Depuis leur balcon, la mer n’apparaît qu’entre deux immeubles. Elle est assez proche pour que l’air salé entre dans l’appartement les jours de vent, mais suffisamment loin pour que le loyer reste supportable. C’est ici, à Bourgas, que ce couple venu de l’est lyonnais a posé ses valises après des années à compter chaque plein d’essence, chaque facture et chaque sortie.
Leur nouvelle vie ne ressemble pas à des vacances permanentes. Ils habitent un deux-pièces simple, font leurs courses au marché, cuisinent presque tous leurs repas et surveillent leur consommation d’électricité. Pourtant, leur budget mensuel tient autour de 1 100 euros pour deux, logement compris. Une somme qui, près de Lyon, ne couvrait plus leur quotidien sans concessions douloureuses.
Ils ne cherchaient pas une carte postale
Au départ, leur projet tenait dans une phrase : partir là où le mois ne commencerait plus par la peur du découvert. Ils ont regardé plusieurs pays d’Europe du Sud et de l’Est, comparé les loyers et essayé d’imaginer une vie réelle, pas une semaine d’hôtel hors saison.
Bourgas les a surpris par son équilibre. La ville possède un front de mer animé, mais aussi des quartiers ordinaires où les habitants travaillent, prennent le bus et achètent leur pain. « Nous ne voulions pas vivre dans une station balnéaire vide neuf mois par an », résument-ils. Ce sont justement ces rues sans décor touristique qui les ont convaincus.
Comment leurs 1 100 euros sont répartis
Le poste principal reste le logement. Leur appartement d’environ 45 mètres carrés leur revient à 420 euros par mois avec un bail annuel, loin des résidences les plus recherchées du littoral. Ils réservent ensuite environ 100 euros aux charges, à l’électricité et à Internet, avec une marge plus large pendant les périodes froides.
Les courses et les produits du quotidien représentent près de 280 euros. Leur méthode est simple : légumes de saison, produits locaux, menus préparés à la maison et peu d’achats importés. Les restaurants existent dans leur budget, mais comme une sortie choisie, pas comme une habitude.
Ils comptent encore 50 euros pour les transports, 70 euros pour les dépenses administratives et de santé, puis 80 euros pour les cafés, les promenades et quelques plaisirs.
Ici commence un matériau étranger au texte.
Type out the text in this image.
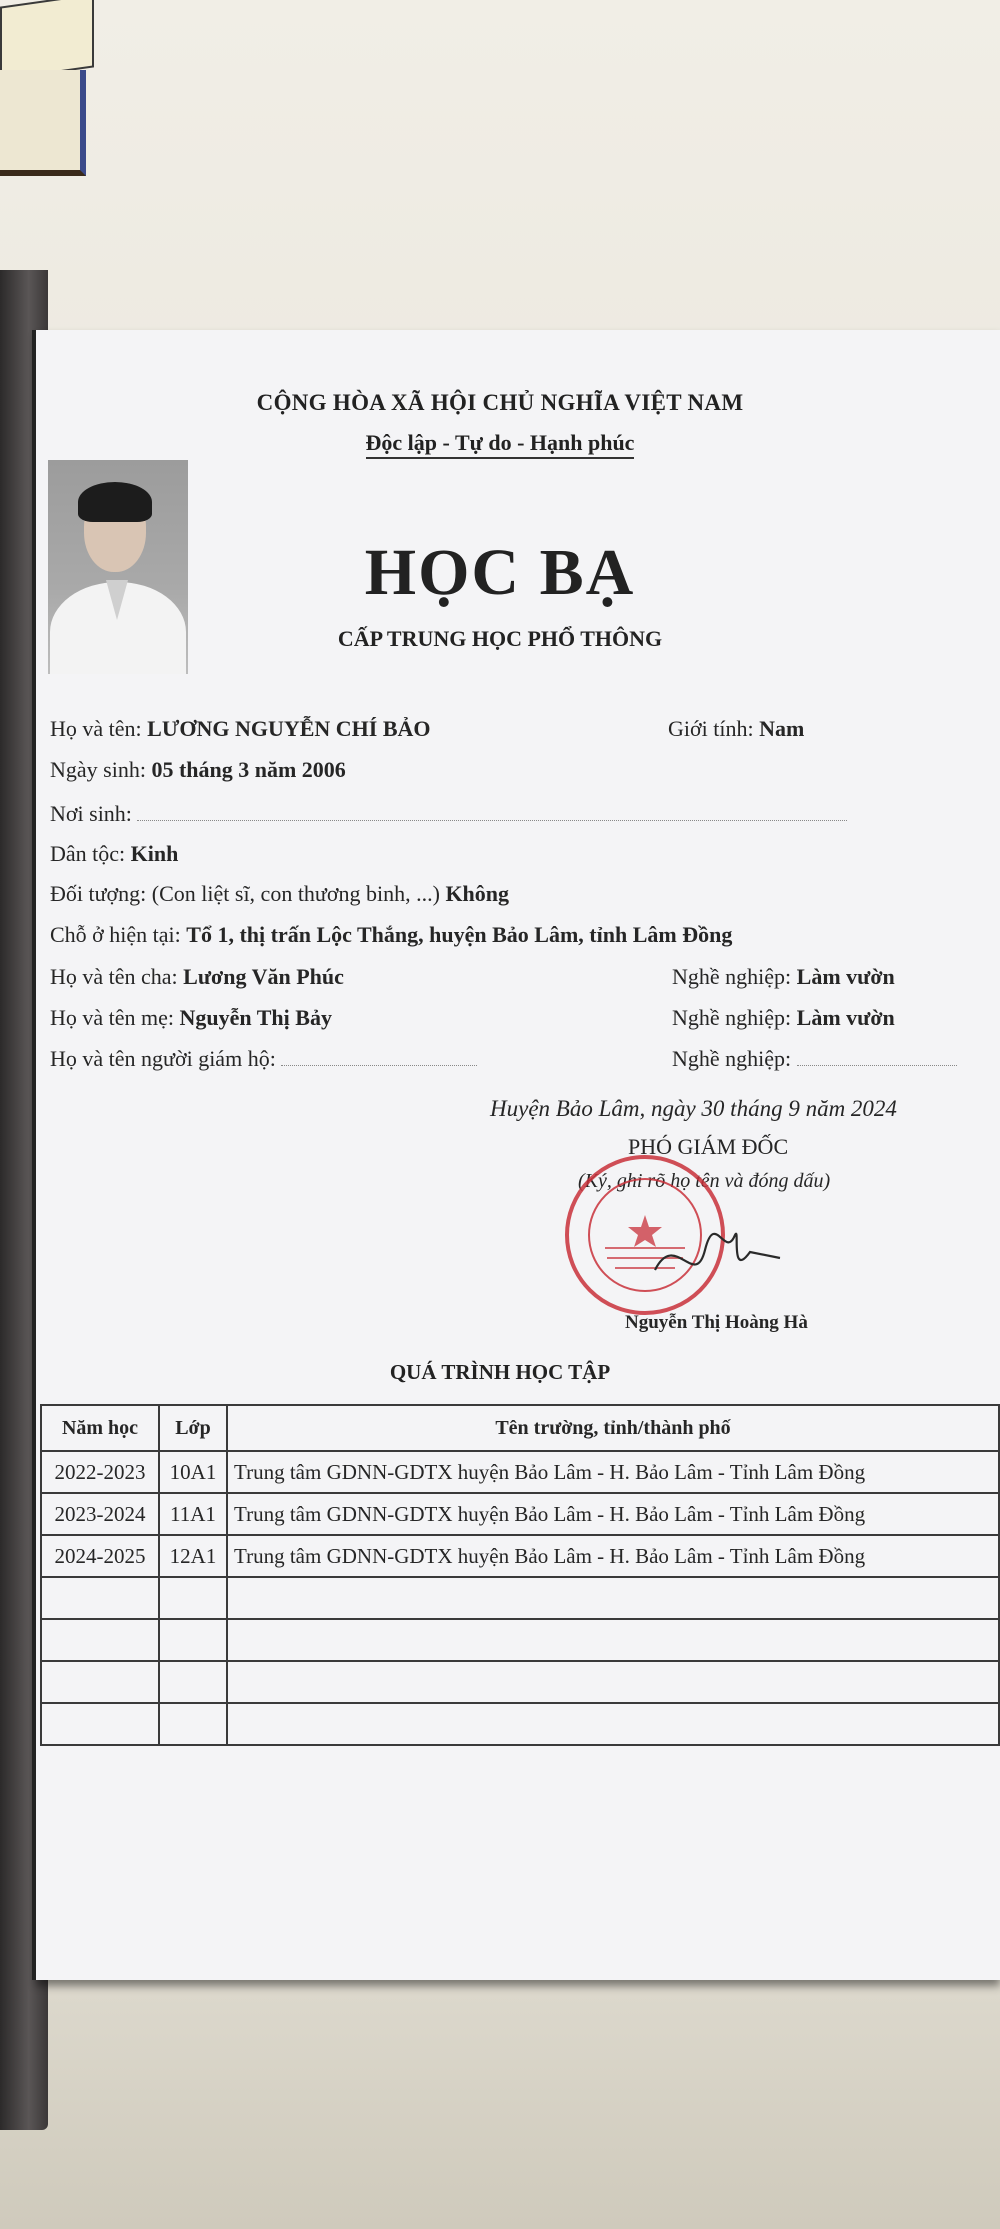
CỘNG HÒA XÃ HỘI CHỦ NGHĨA VIỆT NAM
Độc lập - Tự do - Hạnh phúc
HỌC BẠ
CẤP TRUNG HỌC PHỔ THÔNG
Họ và tên: LƯƠNG NGUYỄN CHÍ BẢO	Giới tính: Nam
Ngày sinh: 05 tháng 3 năm 2006
Nơi sinh:
Dân tộc: Kinh
Đối tượng: (Con liệt sĩ, con thương binh, ...) Không
Chỗ ở hiện tại: Tổ 1, thị trấn Lộc Thắng, huyện Bảo Lâm, tỉnh Lâm Đồng
Họ và tên cha: Lương Văn Phúc	Nghề nghiệp: Làm vườn
Họ và tên mẹ: Nguyễn Thị Bảy	Nghề nghiệp: Làm vườn
Họ và tên người giám hộ:	Nghề nghiệp:
Huyện Bảo Lâm, ngày 30 tháng 9 năm 2024
PHÓ GIÁM ĐỐC
(Ký, ghi rõ họ tên và đóng dấu)
Nguyễn Thị Hoàng Hà
QUÁ TRÌNH HỌC TẬP
Năm học	Lớp	Tên trường, tỉnh/thành phố
2022-2023	10A1	Trung tâm GDNN-GDTX huyện Bảo Lâm - H. Bảo Lâm - Tỉnh Lâm Đồng
2023-2024	11A1	Trung tâm GDNN-GDTX huyện Bảo Lâm - H. Bảo Lâm - Tỉnh Lâm Đồng
2024-2025	12A1	Trung tâm GDNN-GDTX huyện Bảo Lâm - H. Bảo Lâm - Tỉnh Lâm Đồng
Les 100 euros restants servent de réserve. Ce budget n’est confortable que parce qu’il est organisé : sans voiture, sans crédit immobilier et sans allers-retours fréquents vers la France.
La vie au bord de la mer n’efface pas les contraintes
Le premier hiver a cassé l’image d’une Bulgarie toujours ensoleillée. Le vent pouvait rendre les promenades courtes et l’appartement demandait davantage de chauffage. Certains commerces du littoral réduisaient leurs horaires, tandis que les journées semblaient plus longues sans le rythme familier laissé en France.
Ils gardent aussi une enveloppe séparée pour les dépenses qui ne rentrent pas dans les 1 100 euros : voyage en France, réparation importante, équipement de l’appartement ou soin imprévu. Sans cette réserve constituée avant le départ, leur équilibre serait plus fragile. Le chiffre mensuel ne raconte donc pas toute l’histoire.
Ce qu’ils ont réellement gagné en partant
Leur changement le plus visible n’est pas matériel. À Lyon, chaque dépense imprévue perturbait le mois entier. À Bourgas, ils ont retrouvé une sensation de marge, même modeste. Ils prennent le temps de marcher le long de la mer, déjeunent plus souvent chez eux et réfléchissent moins longtemps avant de s’asseoir à une terrasse.
Ils ne présentent pourtant pas leur choix comme une recette. Un logement trouvé au bon moment, une vie sans enfants à charge, l’absence de voiture et des revenus réguliers changent tout. Un couple attiré par un appartement neuf face à la mer, des produits français et des déplacements fréquents dépasserait rapidement la même enveloppe.
Leur expérience montre surtout qu’un départ réussi se joue loin des images de plage. Il faut tester la ville hors saison, prévoir les démarches, conserver une réserve et comprendre le coût de ses propres habitudes. Vivre avec moins ne signifie pas renoncer à tout, mais choisir très précisément ce qui compte.
Le soir, ils ferment parfois l’ordinateur et rejoignent le jardin maritime à pied. La banlieue lyonnaise n’est pas effacée : elle reste dans leurs souvenirs, leurs proches et leurs retours occasionnels. Mais le quotidien n’est plus construit autour de ce qu’ils ne peuvent pas payer. Pour eux, c’est cette tranquillité, plus encore que la mer Noire, qui justifie le voyage.